Weekly national mortgage survey
Results of Bankrate.com's March 5, 2008, weekly national survey of large lenders and the effect on monthly payments for a $165,000 loan:
|30-year fixed||15-year fixed||5-year ARM|
|This week's rate:||6.32%||5.79%||5.72%|
|Change from last week:||-0.09||-0.08||+0.04|
|Change from last week:||-$9.71||-$7.09||+$4.18|
What caused wide swings?
Had the rate data been collected in the afternoon instead of in the morning, the benchmark rate would have been up 15 or 20 basis points, instead of down 9 basis points. Wide, intraday swings in rates have become almost the norm this year. That causes rate surveys to quickly become out of date, no matter the methodology.
Wednesday's big jump in mortgage rates served as evidence of a huge sell-off of mortgage-backed securities. There was no ready explanation for investors' sudden aversion to mortgage-backed securities.
"There is no reason this should happen," says Dick Lepre, senior loan consultant with Residential Pacific Mortgage in San Francisco. "It's neither supported by the fundamentals or the techs."
Grasping at the easiest explanation on the shelf, much of the financial press attributed the sell-off to the news that bond insurer Ambac Financial Group had found a way to preserve its AAA credit rating. But the Ambac announcement was hardly a surprise. Even if the announcement had come as a shock, a jolt in mortgage rates wouldn't have been an obvious reaction.
Lepre guesses that bond investors are worried about inflation -- that they believe high commodity prices, along with Federal Reserve rate cuts, will lead to a spike in consumer prices.
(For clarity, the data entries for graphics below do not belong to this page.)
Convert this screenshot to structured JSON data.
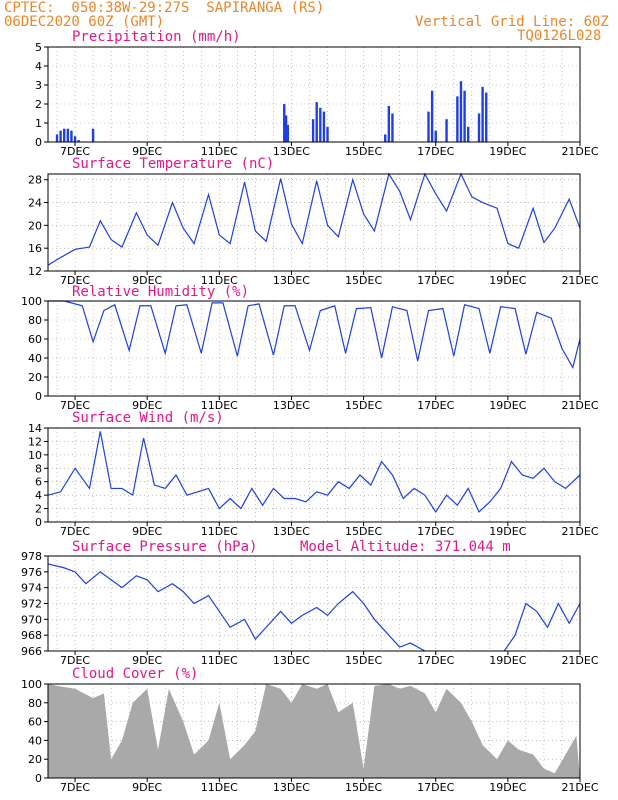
{
  "header": {
    "line1_left": "CPTEC:  050:38W-29:27S  SAPIRANGA (RS)",
    "line2_left": "06DEC2020 60Z (GMT)",
    "line2_right": "Vertical Grid Line: 60Z",
    "line3_right": "TQ0126L028"
  },
  "colors": {
    "header": "#e8862a",
    "title": "#e0188c",
    "series": "#1f3fe0",
    "cloud": "#a9a9a9",
    "grid": "#999999"
  },
  "x_axis": {
    "labels": [
      "7DEC",
      "9DEC",
      "11DEC",
      "13DEC",
      "15DEC",
      "17DEC",
      "19DEC",
      "21DEC"
    ]
  },
  "chart_data": [
    {
      "type": "bar",
      "title": "Precipitation (mm/h)",
      "ylim": [
        0,
        5
      ],
      "yticks": [
        0,
        1,
        2,
        3,
        4,
        5
      ],
      "x_range_days": [
        6.25,
        21
      ],
      "x": [
        6.5,
        6.6,
        6.7,
        6.8,
        6.9,
        7.0,
        7.1,
        7.5,
        12.8,
        12.85,
        12.9,
        13.6,
        13.7,
        13.8,
        13.9,
        14.0,
        15.6,
        15.7,
        15.8,
        16.8,
        16.9,
        17.0,
        17.3,
        17.6,
        17.7,
        17.8,
        17.9,
        18.2,
        18.3,
        18.4
      ],
      "values": [
        0.4,
        0.6,
        0.7,
        0.7,
        0.6,
        0.3,
        0.1,
        0.7,
        2.0,
        1.4,
        0.9,
        1.2,
        2.1,
        1.8,
        1.6,
        0.8,
        0.4,
        1.9,
        1.5,
        1.6,
        2.7,
        0.6,
        1.2,
        2.4,
        3.2,
        2.7,
        0.8,
        1.5,
        2.9,
        2.6
      ],
      "grid": true
    },
    {
      "type": "line",
      "title": "Surface Temperature (nC)",
      "ylim": [
        12,
        29
      ],
      "yticks": [
        12,
        16,
        20,
        24,
        28
      ],
      "x": [
        6.25,
        6.5,
        7.0,
        7.4,
        7.7,
        8.0,
        8.3,
        8.7,
        9.0,
        9.3,
        9.7,
        10.0,
        10.3,
        10.7,
        11.0,
        11.3,
        11.7,
        12.0,
        12.3,
        12.7,
        13.0,
        13.3,
        13.7,
        14.0,
        14.3,
        14.7,
        15.0,
        15.3,
        15.7,
        16.0,
        16.3,
        16.7,
        17.0,
        17.3,
        17.7,
        18.0,
        18.3,
        18.7,
        19.0,
        19.3,
        19.7,
        20.0,
        20.3,
        20.7,
        21.0
      ],
      "values": [
        13,
        14,
        15.8,
        16.2,
        20.8,
        17.5,
        16.2,
        22.2,
        18.3,
        16.5,
        24.0,
        19.5,
        16.8,
        25.4,
        18.3,
        16.8,
        27.6,
        19.0,
        17.2,
        28.2,
        20.2,
        16.8,
        27.8,
        20.0,
        18.0,
        28.0,
        22.0,
        19.0,
        29.0,
        26.0,
        21.0,
        29.0,
        25.5,
        22.5,
        29.0,
        25.0,
        24.0,
        23.0,
        16.8,
        16.0,
        23.0,
        17.0,
        19.5,
        24.6,
        19.5
      ],
      "grid": true
    },
    {
      "type": "line",
      "title": "Relative Humidity (%)",
      "ylim": [
        0,
        100
      ],
      "yticks": [
        0,
        20,
        40,
        60,
        80,
        100
      ],
      "x": [
        6.25,
        6.7,
        7.2,
        7.5,
        7.8,
        8.1,
        8.5,
        8.8,
        9.1,
        9.5,
        9.8,
        10.1,
        10.5,
        10.8,
        11.1,
        11.5,
        11.8,
        12.1,
        12.5,
        12.8,
        13.1,
        13.5,
        13.8,
        14.2,
        14.5,
        14.8,
        15.2,
        15.5,
        15.8,
        16.2,
        16.5,
        16.8,
        17.2,
        17.5,
        17.8,
        18.2,
        18.5,
        18.8,
        19.2,
        19.5,
        19.8,
        20.2,
        20.5,
        20.8,
        21.0
      ],
      "values": [
        100,
        100,
        95,
        57,
        90,
        96,
        48,
        95,
        95,
        45,
        95,
        96,
        45,
        98,
        98,
        42,
        95,
        97,
        43,
        95,
        95,
        48,
        90,
        95,
        45,
        92,
        93,
        40,
        94,
        90,
        37,
        90,
        92,
        42,
        96,
        92,
        45,
        94,
        92,
        44,
        88,
        82,
        50,
        30,
        60
      ],
      "grid": true
    },
    {
      "type": "line",
      "title": "Surface Wind (m/s)",
      "ylim": [
        0,
        14
      ],
      "yticks": [
        0,
        2,
        4,
        6,
        8,
        10,
        12,
        14
      ],
      "x": [
        6.25,
        6.6,
        7.0,
        7.4,
        7.7,
        8.0,
        8.3,
        8.6,
        8.9,
        9.2,
        9.5,
        9.8,
        10.1,
        10.4,
        10.7,
        11.0,
        11.3,
        11.6,
        11.9,
        12.2,
        12.5,
        12.8,
        13.1,
        13.4,
        13.7,
        14.0,
        14.3,
        14.6,
        14.9,
        15.2,
        15.5,
        15.8,
        16.1,
        16.4,
        16.7,
        17.0,
        17.3,
        17.6,
        17.9,
        18.2,
        18.5,
        18.8,
        19.1,
        19.4,
        19.7,
        20.0,
        20.3,
        20.6,
        21.0
      ],
      "values": [
        4,
        4.5,
        8,
        5,
        13.5,
        5,
        5,
        4,
        12.5,
        5.5,
        5,
        7,
        4,
        4.5,
        5,
        2,
        3.5,
        2,
        5,
        2.5,
        5,
        3.5,
        3.5,
        3,
        4.5,
        4,
        6,
        5,
        7,
        5.5,
        9,
        7,
        3.5,
        5,
        4,
        1.5,
        4,
        2.5,
        5,
        1.5,
        3,
        5,
        9,
        7,
        6.5,
        8,
        6,
        5,
        7
      ],
      "grid": true
    },
    {
      "type": "line",
      "title": "Surface Pressure (hPa)",
      "annotation": "Model Altitude: 371.044 m",
      "ylim": [
        966,
        978
      ],
      "yticks": [
        966,
        968,
        970,
        972,
        974,
        976,
        978
      ],
      "x": [
        6.25,
        6.7,
        7.0,
        7.3,
        7.7,
        8.0,
        8.3,
        8.7,
        9.0,
        9.3,
        9.7,
        10.0,
        10.3,
        10.7,
        11.0,
        11.3,
        11.7,
        12.0,
        12.3,
        12.7,
        13.0,
        13.3,
        13.7,
        14.0,
        14.3,
        14.7,
        15.0,
        15.3,
        15.7,
        16.0,
        16.3,
        16.7
      ],
      "values": [
        977,
        976.5,
        976,
        974.5,
        976,
        975,
        974,
        975.5,
        975,
        973.5,
        974.5,
        973.5,
        972,
        973,
        971,
        969,
        970,
        967.5,
        969,
        971,
        969.5,
        970.5,
        971.5,
        970.5,
        972,
        973.5,
        972,
        970,
        968,
        966.5,
        967,
        966
      ],
      "x2": [
        18.9,
        19.2,
        19.5,
        19.8,
        20.1,
        20.4,
        20.7,
        21.0
      ],
      "values2": [
        966,
        968,
        972,
        971,
        969,
        972,
        969.5,
        972
      ],
      "grid": true
    },
    {
      "type": "area",
      "title": "Cloud Cover (%)",
      "ylim": [
        0,
        100
      ],
      "yticks": [
        0,
        20,
        40,
        60,
        80,
        100
      ],
      "x": [
        6.25,
        6.5,
        7.0,
        7.5,
        7.8,
        8.0,
        8.3,
        8.6,
        9.0,
        9.3,
        9.6,
        10.0,
        10.3,
        10.7,
        11.0,
        11.3,
        11.7,
        12.0,
        12.3,
        12.7,
        13.0,
        13.3,
        13.7,
        14.0,
        14.3,
        14.7,
        15.0,
        15.3,
        15.7,
        16.0,
        16.3,
        16.7,
        17.0,
        17.3,
        17.7,
        18.0,
        18.3,
        18.7,
        19.0,
        19.3,
        19.7,
        20.0,
        20.3,
        20.6,
        20.9,
        21.0
      ],
      "values": [
        100,
        98,
        95,
        85,
        90,
        20,
        40,
        80,
        95,
        30,
        95,
        60,
        25,
        40,
        80,
        20,
        35,
        50,
        100,
        95,
        80,
        100,
        95,
        100,
        70,
        80,
        10,
        98,
        100,
        95,
        98,
        90,
        70,
        95,
        80,
        60,
        35,
        20,
        40,
        30,
        25,
        10,
        5,
        25,
        45,
        0
      ],
      "grid": true
    }
  ]
}
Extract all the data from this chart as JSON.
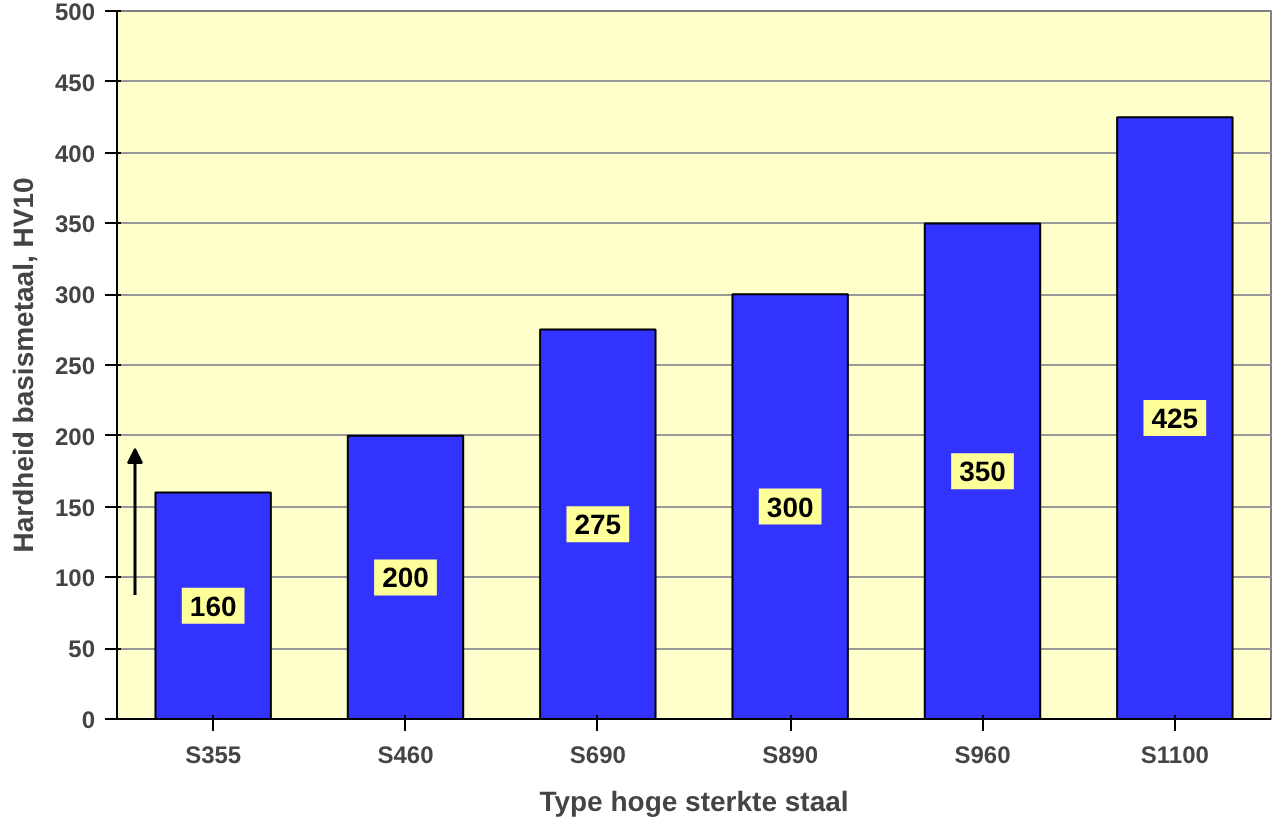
{
  "chart_data": {
    "type": "bar",
    "xlabel": "Type hoge sterkte staal",
    "ylabel": "Hardheid basismetaal, HV10",
    "categories": [
      "S355",
      "S460",
      "S690",
      "S890",
      "S960",
      "S1100"
    ],
    "values": [
      160,
      200,
      275,
      300,
      350,
      425
    ],
    "color": "#3333ff",
    "ylim": [
      0,
      500
    ],
    "yticks": [
      0,
      50,
      100,
      150,
      200,
      250,
      300,
      350,
      400,
      450,
      500
    ],
    "grid": "y",
    "data_labels": true
  }
}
But, he acknowledges, that doesn't explain the big one-day move in mortgage rates.
At Palm Beach Financial Network in Stuart, Fla., mortgage broker Jim Sahnger looks at a graph and marvels that big, one-day swings in mortgage rates have become the norm, especially in the last month.
"There's not a week that goes by that I don't get off the phone 20 times, scratching my head, wondering how I'm going to get this deal done," Sahnger says.
Lending standards crimping deals
Mortgage rates' trampoline act is just one problem he faces. The bigger challenge comes in the form of the ever-stricter standards that lenders are imposing. One frustration that he's facing more and more: Customers are blocked from refinancing because they have second-lien mortgages, such as home equity loans and home equity lines of credit.
For a refinance to be approved, the home equity lender has to reaffirm its second lien position. But some second lienholders are balking, and that causes refinance deals to fall apart.
Yet another frustration in the weird world of mortgages.